Discover the Story Behind a Legendary Exposé of the Brutality of the Soviet Union
Published on this day in 1973, “The Gulag Archipelago” drew on Russian writer Aleksandr Solzhenitsyn’s experiences as a political dissident in a prison camp, but it left him deported and stateless for the next two decades
By 1973, Aleksandr Solzhenitsyn was already “Russia’s pre‐eminent living writer,” according to the New York Times. His novels, including One Day in the Life of Ivan Denisovich, were well regarded, especially in the West. He had even won the 1970 Nobel Prize for Literature for “the ethical force with which he has pursued the indispensable traditions of Russian literature.”
But The Gulag Archipelago, published on December 28, 1973, by YMCA-Press in Paris, stood alone. Solzhenitsyn called it his “main” work, threading personal experience, history and literature into a sprawling 300,000-word narrative of Soviet prison camps. His broaching of this taboo topic, however, came at a great personal cost.
Solzhenitsyn’s troubles with Soviet authorities began in 1945. He was a member of the Soviet Army at the time, stationed in East Prussia as World War II drew to a close. Agents from Smersh, a Soviet spy agency, arrested the 26-year-old, who had been decorated for heroism in battle and was at the time a loyal Communist Party member, because he referred to Joseph Stalin disrespectfully in a letter to an old friend.

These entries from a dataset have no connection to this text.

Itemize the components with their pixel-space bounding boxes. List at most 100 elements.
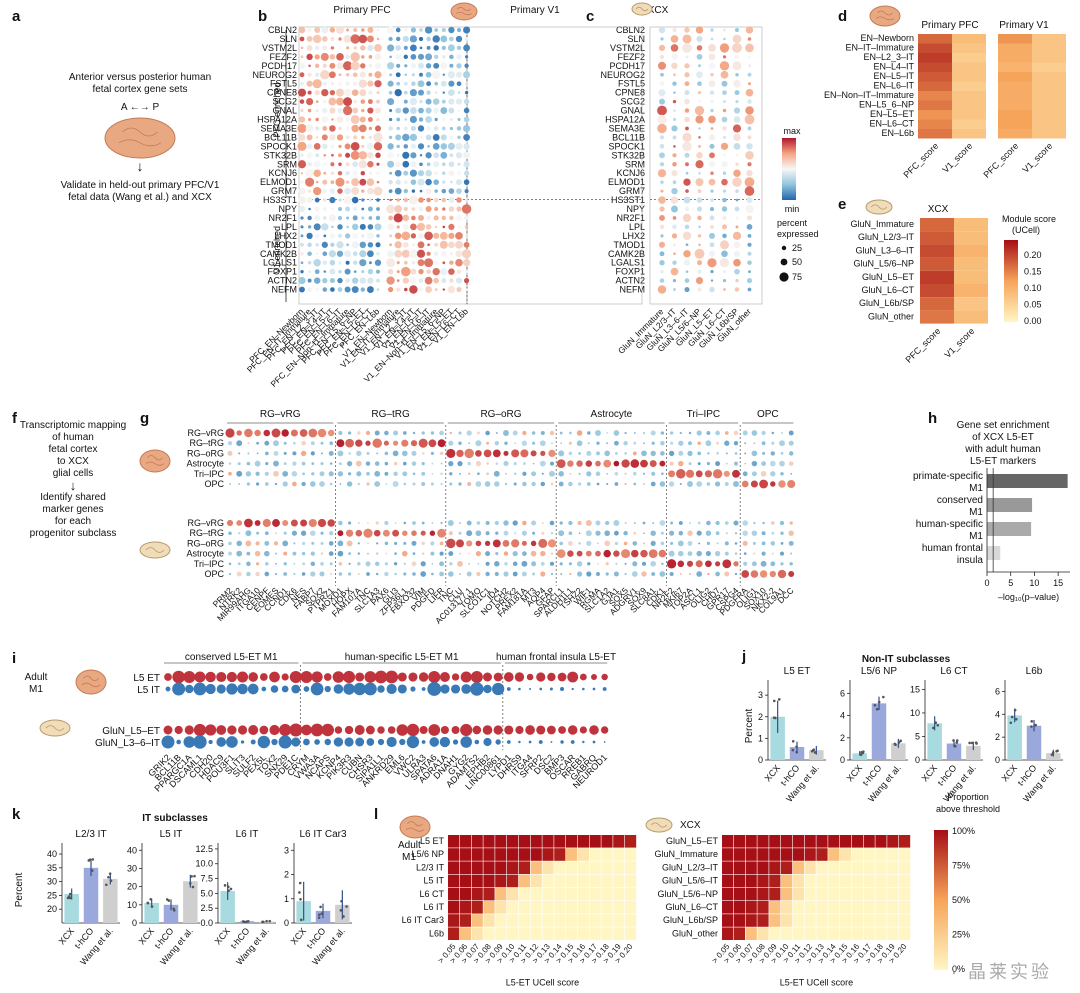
panel-g-dot [689, 522, 691, 524]
panel-b-dot [343, 34, 352, 43]
panel-b-dot [352, 251, 358, 257]
panel-data-point [1030, 720, 1034, 723]
panel-l-xcx-heatmap-cell [828, 848, 840, 861]
panel-k-chart-1-bar [103, 878, 118, 923]
panel-g-dot [346, 481, 353, 487]
panel-l-adult-heatmap-row-label: L5 IT [423, 876, 444, 886]
panel-b-dot [462, 259, 471, 267]
panel-i-adult-label-1: Adult [25, 672, 48, 683]
panel-b-dot [433, 45, 439, 51]
panel-b-dot [336, 97, 344, 106]
panel-g-dot [568, 541, 573, 546]
panel-c-dot [695, 178, 704, 187]
panel-b-dot [402, 160, 410, 168]
panel-data-point [795, 750, 799, 754]
panel-g-dot [521, 540, 527, 546]
panel-l-legend-title-2: above threshold [936, 804, 1000, 814]
panel-i-dot [259, 673, 268, 681]
panel-e-cell [954, 284, 988, 298]
panel-b-dot [389, 171, 392, 175]
panel-b-dot [402, 151, 410, 159]
panel-l-adult-heatmap-row-label: L6b [429, 928, 444, 938]
panel-b-dot [456, 171, 462, 176]
panel-g-dot [780, 472, 784, 476]
panel-b-dot [352, 161, 359, 168]
panel-g-dot [458, 441, 462, 445]
panel-i-brain-icon-shape [75, 669, 107, 695]
panel-b-dot [410, 179, 417, 185]
panel-g-dot [256, 441, 259, 445]
panel-g-dot [292, 451, 297, 456]
panel-g-dot [715, 531, 720, 536]
panel-l-xcx-heatmap-cell [781, 927, 793, 940]
panel-b-dot [313, 259, 321, 267]
panel-b-dot [376, 162, 380, 166]
panel-b-dot [374, 71, 382, 79]
panel-b-dot [434, 91, 438, 95]
panel-i-dot [515, 725, 524, 735]
panel-k-chart-2-y-tick-label: 30 [127, 863, 137, 873]
panel-j-y-axis-label: Percent [744, 709, 755, 744]
panel-g-dot [650, 481, 656, 487]
panel-l-xcx-heatmap-cell [781, 901, 793, 914]
panel-b-dot [328, 250, 336, 258]
panel-g-dot [724, 541, 729, 546]
panel-c-dot [698, 171, 701, 175]
panel-l-adult-heatmap-cell [601, 835, 613, 848]
panel-b-dot [411, 243, 415, 247]
panel-b-dot [386, 26, 395, 34]
panel-b-dot [463, 179, 470, 185]
panel-d-cell [952, 43, 986, 53]
panel-g-dot [246, 561, 251, 567]
panel-g-dot [624, 572, 627, 576]
panel-b-dot [455, 214, 463, 222]
panel-c-dot [722, 100, 727, 104]
panel-g-dot [670, 441, 674, 445]
panel-g-dot [568, 531, 573, 536]
panel-data-point [150, 905, 154, 908]
panel-g-dot [238, 483, 241, 485]
panel-i-dot [193, 735, 207, 749]
panel-i-dot [550, 741, 553, 743]
panel-b-dot [315, 242, 320, 247]
panel-g-dot [621, 549, 631, 559]
panel-data-point [317, 913, 321, 917]
panel-g-dot [410, 440, 418, 447]
panel-g-dot [742, 471, 748, 477]
panel-b-dot [366, 178, 375, 186]
panel-g-dot [715, 520, 720, 526]
panel-i-dot [269, 671, 280, 683]
panel-b-dot [402, 35, 409, 43]
panel-g-dot [357, 552, 360, 555]
panel-data-point [149, 897, 153, 901]
panel-g-dot [374, 561, 380, 567]
panel-data-point [247, 919, 250, 923]
panel-b-dot [300, 234, 304, 238]
panel-data-point [813, 751, 817, 754]
panel-c-dot [746, 224, 753, 230]
panel-g-dot [301, 541, 306, 546]
panel-l-adult-heatmap-cell [613, 848, 625, 861]
panel-c-dot [684, 98, 690, 105]
panel-b-dot [361, 144, 365, 148]
panel-g-dot [606, 432, 609, 434]
panel-j-chart-2-y-tick-label: 4 [840, 711, 845, 721]
panel-g-dot [394, 572, 397, 576]
panel-c-dot [710, 28, 714, 32]
panel-b-dot [396, 154, 400, 157]
panel-b-dot [298, 187, 306, 195]
panel-g-dot [697, 451, 702, 456]
panel-g-dot [477, 472, 480, 476]
panel-c-dot [708, 134, 716, 141]
panel-b-dot [345, 278, 350, 283]
panel-b-dot [329, 125, 336, 132]
panel-l-adult-heatmap-cell [625, 835, 637, 848]
panel-e-cell [920, 297, 954, 311]
panel-b-dot [307, 278, 312, 283]
panel-f-arrow: ↓ [69, 478, 77, 493]
panel-b-dot [419, 28, 423, 32]
panel-i-dot [193, 723, 207, 737]
panel-b-dot [359, 250, 367, 258]
panel-l-adult-heatmap-cell [459, 914, 471, 927]
panel-l-adult-heatmap-cell [542, 887, 554, 901]
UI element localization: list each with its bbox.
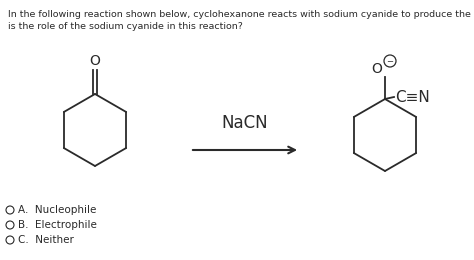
Text: In the following reaction shown below, cyclohexanone reacts with sodium cyanide : In the following reaction shown below, c… xyxy=(8,10,474,19)
Text: A.  Nucleophile: A. Nucleophile xyxy=(18,205,96,215)
Text: O: O xyxy=(90,54,100,68)
Text: B.  Electrophile: B. Electrophile xyxy=(18,220,97,230)
Text: C.  Neither: C. Neither xyxy=(18,235,74,245)
Text: is the role of the sodium cyanide in this reaction?: is the role of the sodium cyanide in thi… xyxy=(8,22,243,31)
Text: O: O xyxy=(372,62,383,76)
Text: C≡N: C≡N xyxy=(395,89,430,105)
Text: −: − xyxy=(386,57,393,66)
Text: NaCN: NaCN xyxy=(222,114,268,132)
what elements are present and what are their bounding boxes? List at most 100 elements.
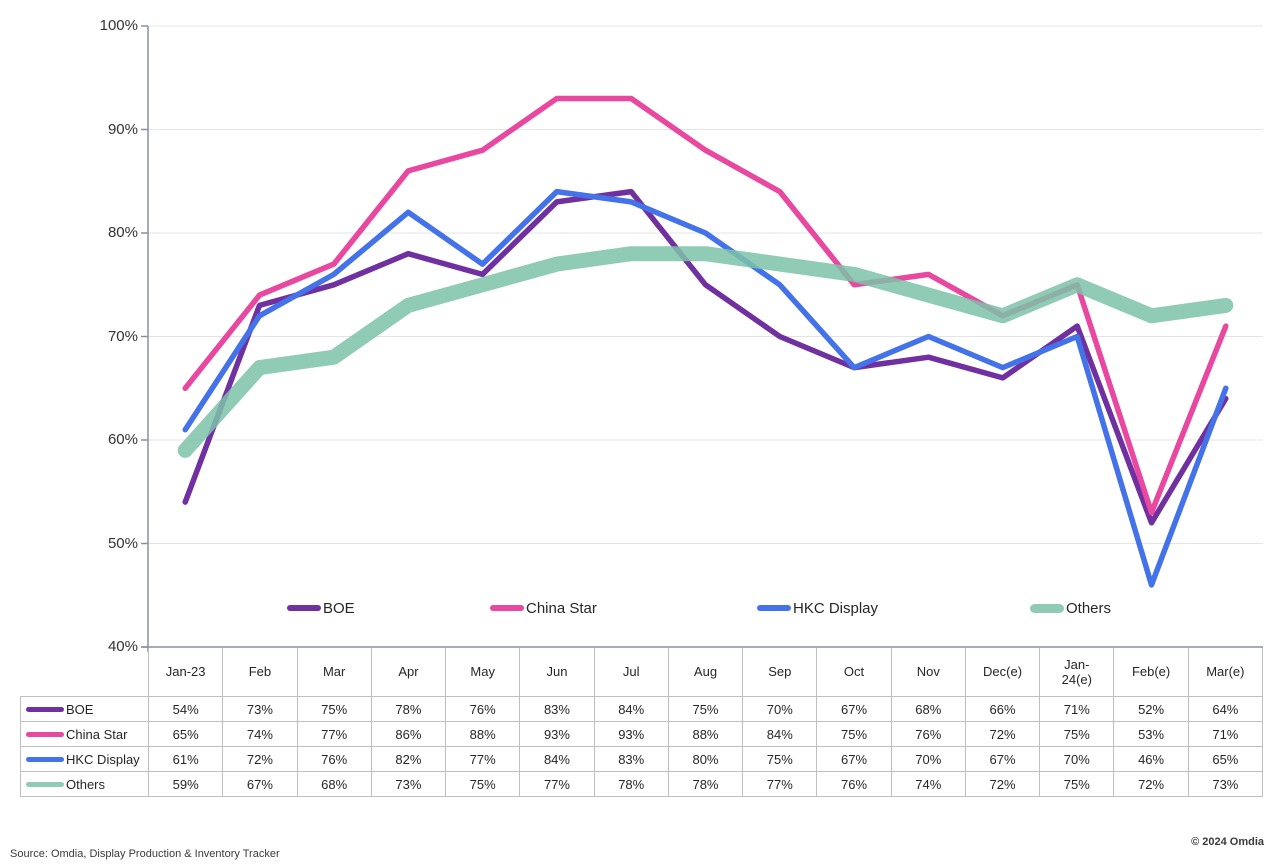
- value-cell: 84%: [519, 746, 595, 772]
- series-line-hkc-display: [182, 188, 1229, 588]
- series-name-cell: Others: [20, 771, 149, 797]
- value-cell: 74%: [890, 771, 966, 797]
- value-cell: 76%: [296, 746, 372, 772]
- legend-label: BOE: [323, 599, 355, 617]
- table-corner-cell: [21, 648, 149, 697]
- value-cell: 72%: [1113, 771, 1189, 797]
- value-cell: 93%: [593, 721, 669, 747]
- value-cell: 66%: [964, 696, 1041, 722]
- value-cell: 67%: [816, 746, 892, 772]
- legend-swatch-boe: [287, 605, 321, 611]
- value-cell: 72%: [964, 721, 1041, 747]
- legend-item-others: Others: [1030, 597, 1111, 619]
- legend-label: HKC Display: [793, 599, 879, 617]
- value-cell: 67%: [964, 746, 1041, 772]
- copyright-note: © 2024 Omdia: [1191, 836, 1264, 848]
- value-cell: 75%: [445, 771, 521, 797]
- value-cell: 77%: [742, 771, 818, 797]
- value-cell: 88%: [667, 721, 744, 747]
- value-cell: 73%: [222, 696, 298, 722]
- value-cell: 52%: [1113, 696, 1189, 722]
- legend-item-china-star: China Star: [490, 597, 597, 619]
- legend-label: Others: [1066, 599, 1112, 617]
- month-header-may: May: [445, 648, 521, 697]
- legend-swatch-hkc-display: [757, 605, 791, 611]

A court sentenced him to eight years in the constellation of brutal prison camps across the Soviet Union that he later called the “gulag archipelago.”
“This Archipelago crisscrossed and patterned that other country within which it was located, like a gigantic patchwork, cutting into its cities, hovering over its streets,” Solzhenitsyn wrote in the preface to The Gulag Archipelago, which he composed between 1958 and 1968. “Yet there were many who did not even guess at its presence and many, many others who had heard something vague. And only those who had been there knew the whole truth.”
As Solzhenitsyn suggested, writing about the gulag system was verboten in large part because Soviet authorities sought to deny or obfuscate its very existence. Forced labor camps in the Soviet Union began in 1919 under Vladimir Lenin, but their population ballooned into the millions when Stalin rose to power. Under Stalin, more and more intellectuals, dissidents, prisoners of war, rich farmers and innocent people were persecuted, arrested and purged.
In the three-volume book, Solzhenitsyn offered a sweeping story of the Soviet prison system—from arrest to torture, execution, starvation and long hours of toil in the camps. He drew from his personal experience and interviews with hundreds of survivors. The New York Times called the text “a heroic accomplishment.”
Its official reception in the Soviet Union, however, was less enthusiastic due to Solzhenitsyn’s argument that the gulag system was not just an aberration under Stalin, but embedded deep in the rotting core of Soviet ideology.
In the aftermath of The Gulag Archipelago’s publication, Solzhenitsyn was deported from the USSR and stripped of his citizenship. At first he went to West Germany and stayed with leading postwar German author Heinrich Böll. After brief stints in Zurich and Canada, he and his family settled in Cavendish, a village in rural Vermont. In exile—yet close to Dartmouth College’s extensive library—the author labored away on his epic multi-volume novel about the Russian Revolution, The Red Wheel.
Solzhenitsyn’s exploration and critique of Soviet history and authoritarian power never ceased. Neither did his desire to return home from an long exile that began with his arrest in 1945—the moment when, he wrote, “the gate behind us, the gate to our past life, is slammed shut once and for all.”